Where parts of premises are occupied by both the charity itself and a trading subsidiary, only the part occupied by the charity qualifies for mandatory relief, although in practice some local authorities accept an argument that the charity is occupying the whole premises and using them mainly for charitable purposes. This generally depends on what the trading subsidiary is doing, but considerations such as the floor space used or turnover can also be relevant, along with the terms on which the trading company has access to the property.

This was explored in the (non binding) Valuation Tribunal case of City of Bradford MDC and York Museums & Gallery Trust v Sykes (VO) (heard on 23/24 February 2015), which we understand may be appealed. It looked at who was in ‘actual, beneficial, exclusive and sufficiently permanent occupation’ and concluded on the facts that the trading subsidiary ‘merely acts as a management company’ and is not therefore in rateable occupation.

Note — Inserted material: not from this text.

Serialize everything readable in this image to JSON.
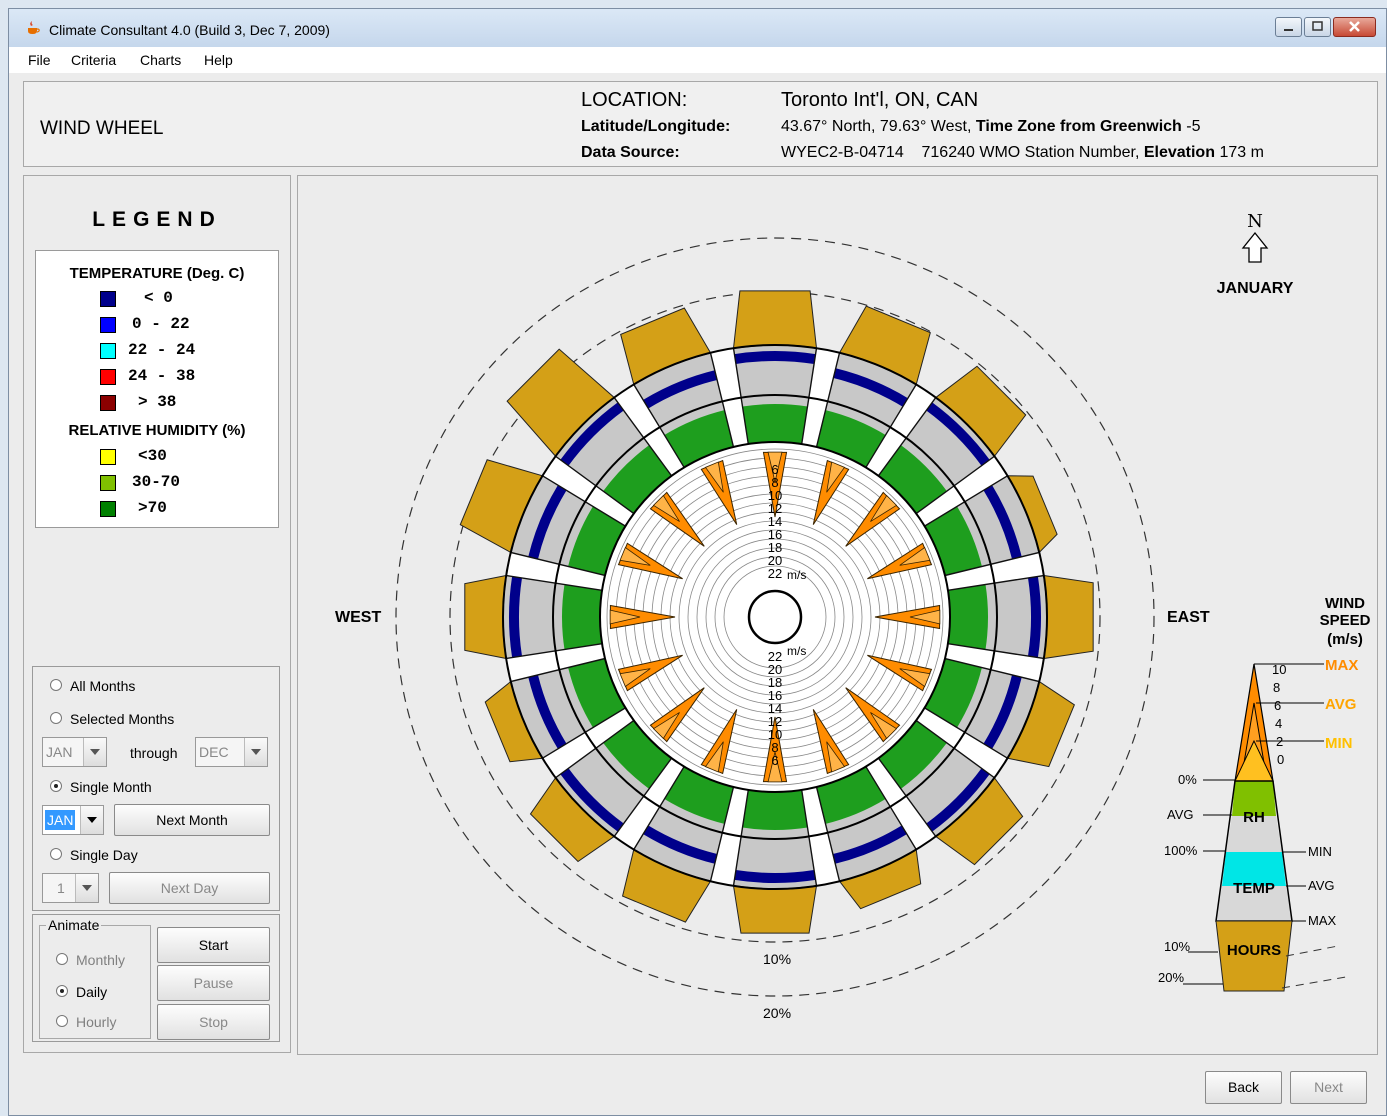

In order to avoid this problem, a number of charities make sure that the charity rather than the trading subsidiary owns its shops (provided they are wholly or mainly selling donated goods and have the power to undertake the trade themselves).

Charity shops

If a charity shop is wholly or mainly used for the sale of goods donated to a charity and the proceeds of sale of the goods are applied for the purposes of a charity, then the property will be treated as wholly or mainly used for charitable purposes.

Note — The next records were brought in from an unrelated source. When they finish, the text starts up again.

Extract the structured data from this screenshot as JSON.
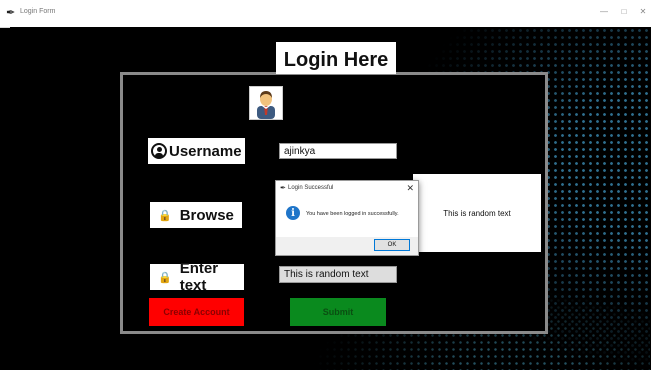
{
  "window": {
    "title": "Login Form",
    "minimize": "—",
    "maximize": "□",
    "close": "✕"
  },
  "heading": "Login Here",
  "form": {
    "username_label": "Username",
    "username_value": "ajinkya",
    "browse_label": "Browse",
    "enter_text_label": "Enter text",
    "enter_text_value": "This is random text",
    "text_panel": "This is random text",
    "create_account_button": "Create Account",
    "submit_button": "Submit"
  },
  "dialog": {
    "title": "Login Successful",
    "close": "✕",
    "message": "You have been logged in successfully.",
    "ok_button": "OK",
    "info_symbol": "i"
  },
  "icons": {
    "app": "feather-icon",
    "avatar": "businessman-avatar-icon",
    "user": "user-circle-icon",
    "lock": "lock-icon",
    "info": "info-icon"
  },
  "colors": {
    "create_button": "#ff0000",
    "submit_button": "#0a8a1e",
    "info_icon": "#1f75c9"
  }
}
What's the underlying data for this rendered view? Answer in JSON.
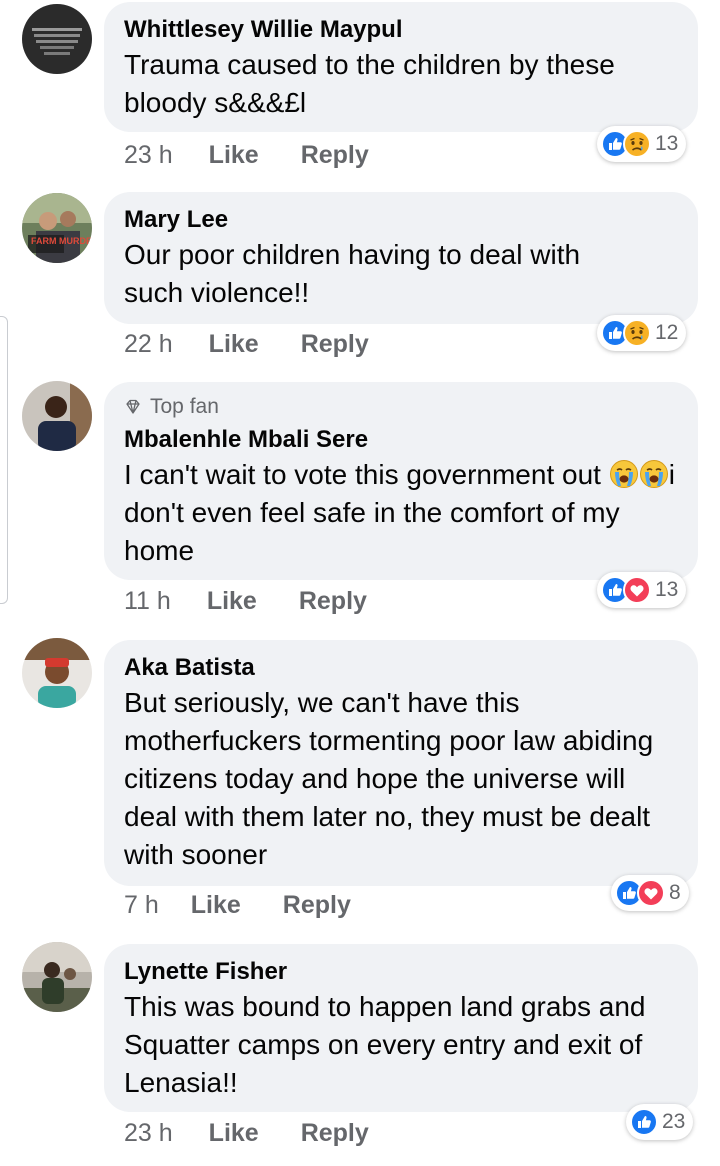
{
  "comments": [
    {
      "author": "Whittlesey Willie Maypul",
      "text": "Trauma caused to the children by these bloody s&&&£l",
      "time": "23 h",
      "like": "Like",
      "reply": "Reply",
      "reactions": [
        "like-icon",
        "sad-icon"
      ],
      "reaction_count": "13"
    },
    {
      "author": "Mary Lee",
      "avatar_caption": "FARM MURDERS",
      "text": "Our poor children having to deal with such violence!!",
      "time": "22 h",
      "like": "Like",
      "reply": "Reply",
      "reactions": [
        "like-icon",
        "sad-icon"
      ],
      "reaction_count": "12"
    },
    {
      "badge": "Top fan",
      "author": "Mbalenhle Mbali Sere",
      "text_before": "I can't wait to vote this government out",
      "text_after": "i don't even feel safe in the comfort of my home",
      "inline_emoji": [
        "loudly-crying-face-icon",
        "loudly-crying-face-icon"
      ],
      "time": "11 h",
      "like": "Like",
      "reply": "Reply",
      "reactions": [
        "like-icon",
        "love-icon"
      ],
      "reaction_count": "13"
    },
    {
      "author": "Aka Batista",
      "text": "But seriously, we can't have this motherfuckers tormenting poor law abiding citizens today and hope the universe will deal with them later no, they must be dealt with sooner",
      "time": "7 h",
      "like": "Like",
      "reply": "Reply",
      "reactions": [
        "like-icon",
        "love-icon"
      ],
      "reaction_count": "8"
    },
    {
      "author": "Lynette Fisher",
      "text": "This was bound to happen  land grabs and Squatter camps  on every entry and exit of Lenasia!!",
      "time": "23 h",
      "like": "Like",
      "reply": "Reply",
      "reactions": [
        "like-icon"
      ],
      "reaction_count": "23"
    }
  ],
  "colors": {
    "bubble": "#f0f2f5",
    "like_blue": "#1877f2",
    "love_red": "#f33e58",
    "sad_yellow": "#f7b125",
    "meta_gray": "#65676b"
  }
}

Where the shops sell a mixture of donated and bought goods, the charity would need to look at the proportion of donated goods as against bought goods and keep on the right side of the ‘mainly used for the sale of goods donated to the charity’ test. Shops run by trading subsidiaries of charities are not eligible for mandatory rate relief.

Lettings for charitable purposes

Charities are not entitled to relief for properties let on normal commercial terms. If the property is let for a charitable purpose then the case is different.

For example, where a charity for ex-servicemen allows a disabled ex-serviceman to occupy one of its houses, that occupation is treated as use for a charitable purpose. A more unusual example was Royal British Legion Attendants Company (Belfast) Limited v Commissioner of Valuation (1979) NI 138, regarding a car park operated by a charity whose objects were to provide employment for ex-servicemen. The car park was manned by ex-servicemen and therefore eligible for the relief.

Service occupancies

A service occupancy is the situation in which housing is occupied by a charity’s employees – and it can be complex. As a general rule, property is ‘domestic’ if it is used wholly for the purposes of living accommodation and therefore is only eligible for relief if the persons living in it are eligible for relief themselves.

If, however, it is essential to the performance of the duties of the occupying employee that he or she should occupy a particular property, then where this is a result of a contractual obligation the occupation for rating purposes is treated as that of the employer and not of the employee.

This is also the case where it is not essential for the employee to live in a particular property or within a particular perimeter but doing so enables the employee better to perform his or her duties. The key is that there should be an express term in the contract that that person shall live there.

Disabled beneficiaries

Where a property is used as a facility for training, housing or ‘keeping suitably occupied’ persons who are disabled or who have been suffering from an illness or for welfare services for disabled persons, then the property can be exempt from non-domestic rates. This is not the case where a workshop is attached to a disabled person’s home and used for the purposes of his business.

There are a number of limitations to this exemption and it is therefore important to look carefully at the case law. A person is ‘disabled’ if he or she is blind, deaf or dumb, suffers from mental disorders of any description or is substantially permanently handicapped by illness, injury, congenital deformity or any other disability.

If charities try to use parts of their buildings for ‘quasi-commercial’ purposes, they risk contaminating their relief. For example in the case of a church this might mean losing the total exemption under the Places of Worship Registration Act and being downgraded to the 80 per cent charitable relief, but such cases are fact-sensitive.